Uma das principais preocupações de quem pretende começar a investir é garantir o recebimento do valor ao fim do período. E, quando o assunto é segurança, é quase unânime entre especialistas a opção pelo Tesouro Direto.

 

O Tesouro Direto são títulos públicos emitidos pelo governo federal com objetivo de juntar dinheiro para pagar dívidas e financiar setores como educação, saúde e infraestrutura. O investidor, nesse caso, empresta dinheiro ao governo.

 

Esses títulos são considerados seguros por um motivo simples: são garantidos pelo governo. E as chances de um país quebrar são consideravelmente mais baixas que as de qualquer instituição financeira privada fechar as portas.

 

Há duas maneiras de realizar esse tipo de investimento: a primeira é participando de um fundo que invista neles, quando a compra dos títulos é realizada por um administrador profissional. A segunda é comprar diretamente pela Internet. Para isso, no entanto, é preciso do chamado agente de custódia, que pode ser um banco ou uma corretora. Esse agente é apenas um intermediário: caso ele vá à falência, os títulos continuarão no seu nome e CPF.

 

Os títulos públicos podem ser pré-fixados (o rendimento é definido no momento em que é feito o investimento) ou pós-fixados (que têm a rentabilidade associada a algum índice, como o IPCA ou a Taxa Selic).
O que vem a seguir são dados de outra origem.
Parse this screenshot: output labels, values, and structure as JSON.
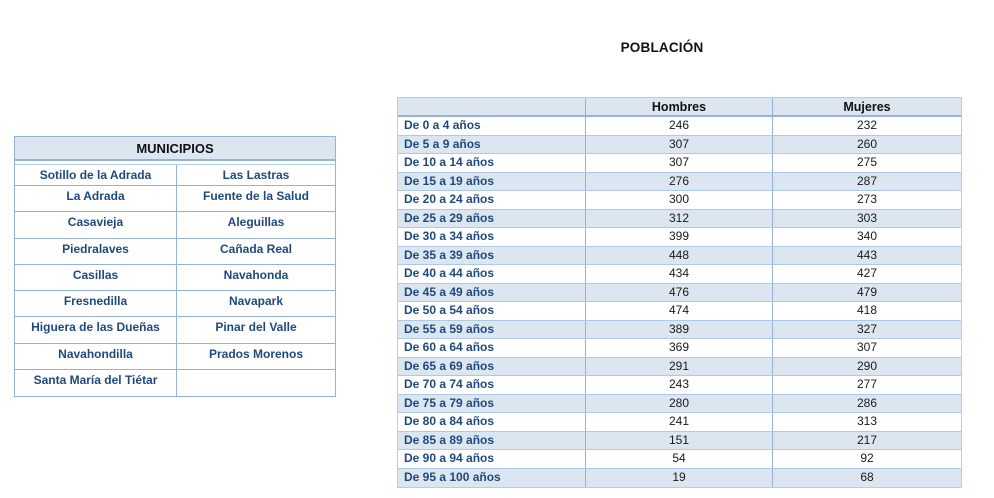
{
  "colors": {
    "band_blue": "#DCE6F1",
    "border_light": "#B8CCE4",
    "border_medium": "#95B3D7",
    "text_blue": "#1F497D",
    "text_black": "#111111"
  },
  "municipios_table": {
    "title": "MUNICIPIOS",
    "rows": [
      [
        "Sotillo de la Adrada",
        "Las Lastras"
      ],
      [
        "La Adrada",
        "Fuente de la Salud"
      ],
      [
        "Casavieja",
        "Aleguillas"
      ],
      [
        "Piedralaves",
        "Cañada Real"
      ],
      [
        "Casillas",
        "Navahonda"
      ],
      [
        "Fresnedilla",
        "Navapark"
      ],
      [
        "Higuera de las Dueñas",
        "Pinar del Valle"
      ],
      [
        "Navahondilla",
        "Prados Morenos"
      ],
      [
        "Santa María del Tiétar",
        ""
      ]
    ]
  },
  "poblacion_table": {
    "title": "POBLACIÓN",
    "columns": [
      "",
      "Hombres",
      "Mujeres"
    ],
    "rows": [
      {
        "label": "De 0 a 4 años",
        "hombres": "246",
        "mujeres": "232"
      },
      {
        "label": "De 5 a 9 años",
        "hombres": "307",
        "mujeres": "260"
      },
      {
        "label": "De 10 a 14 años",
        "hombres": "307",
        "mujeres": "275"
      },
      {
        "label": "De 15 a 19 años",
        "hombres": "276",
        "mujeres": "287"
      },
      {
        "label": "De 20 a 24 años",
        "hombres": "300",
        "mujeres": "273"
      },
      {
        "label": "De 25 a 29 años",
        "hombres": "312",
        "mujeres": "303"
      },
      {
        "label": "De 30 a 34 años",
        "hombres": "399",
        "mujeres": "340"
      },
      {
        "label": "De 35 a 39 años",
        "hombres": "448",
        "mujeres": "443"
      },
      {
        "label": "De 40 a 44 años",
        "hombres": "434",
        "mujeres": "427"
      },
      {
        "label": "De 45 a 49 años",
        "hombres": "476",
        "mujeres": "479"
      },
      {
        "label": "De 50 a 54 años",
        "hombres": "474",
        "mujeres": "418"
      },
      {
        "label": "De 55 a 59 años",
        "hombres": "389",
        "mujeres": "327"
      },
      {
        "label": "De 60 a 64 años",
        "hombres": "369",
        "mujeres": "307"
      },
      {
        "label": "De 65 a 69 años",
        "hombres": "291",
        "mujeres": "290"
      },
      {
        "label": "De 70 a 74 años",
        "hombres": "243",
        "mujeres": "277"
      },
      {
        "label": "De 75 a 79 años",
        "hombres": "280",
        "mujeres": "286"
      },
      {
        "label": "De 80 a 84 años",
        "hombres": "241",
        "mujeres": "313"
      },
      {
        "label": "De 85 a 89 años",
        "hombres": "151",
        "mujeres": "217"
      },
      {
        "label": "De 90 a 94 años",
        "hombres": "54",
        "mujeres": "92"
      },
      {
        "label": "De 95 a 100 años",
        "hombres": "19",
        "mujeres": "68"
      }
    ]
  }
}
Os títulos pós-fixados, em geral, se favorecem em um momento de alta dos juros. Já os pré-fixados podem garantir o rendimento em um momento de queda de juros.

 

Quando comprados, eles têm um prazo de vencimento, quando o governo pagará ao investidor o que foi investido. Mas se títulos forem vendidos antes dessa data, o ganho ou a perda estará sujeito ao valor de mercado naquele momento – no caso de ele ser menor do que o que você pagou, poderá perder dinheiro.

 

A exceção é o Tesouro Selic, que é pós-fixado. Ao vendê-lo antes do prazo, você irá resgatar o dinheiro aplicado somado aos juros do período, sem penalidades. Também por esse motivo, ele é indicado, para investidores principiantes, como substituto da poupança.

 

Já os juros sobre o rendimento você pode escolher receber a cada seis meses – e reinvestir o valor, caso deseje – ou ao final do investimento. O valor mínimo para aplicação é 1% do valor de um título, desde que não seja inferior a R$ 30.

 

Apesar das vantagens, há pelo menos três taxas que incidem sobre o Tesouro Direto e é bom ficar atento às suas variações. A taxa de corretagem é padronizada e cobrada semestralmente pela BM&FBOVESPA, que regula os investimentos na bolsa de valores. O valor é fixo, 0,3%, ao ano. O agente de custódia cobra uma taxa administrativa, que varia entre 0% e 0,5% ao ano. Por fim, o Imposto de Renda incide sobre o investimento. Nesse caso, quanto mais tempo você deixa seu dinheiro investido, menos você paga de imposto.
Mesmo com a cobrança de taxas, no entanto, o retorno dos títulos públicos ainda é superior ao de investimentos como a caderneta de poupança. Que tal dar uma chance a eles?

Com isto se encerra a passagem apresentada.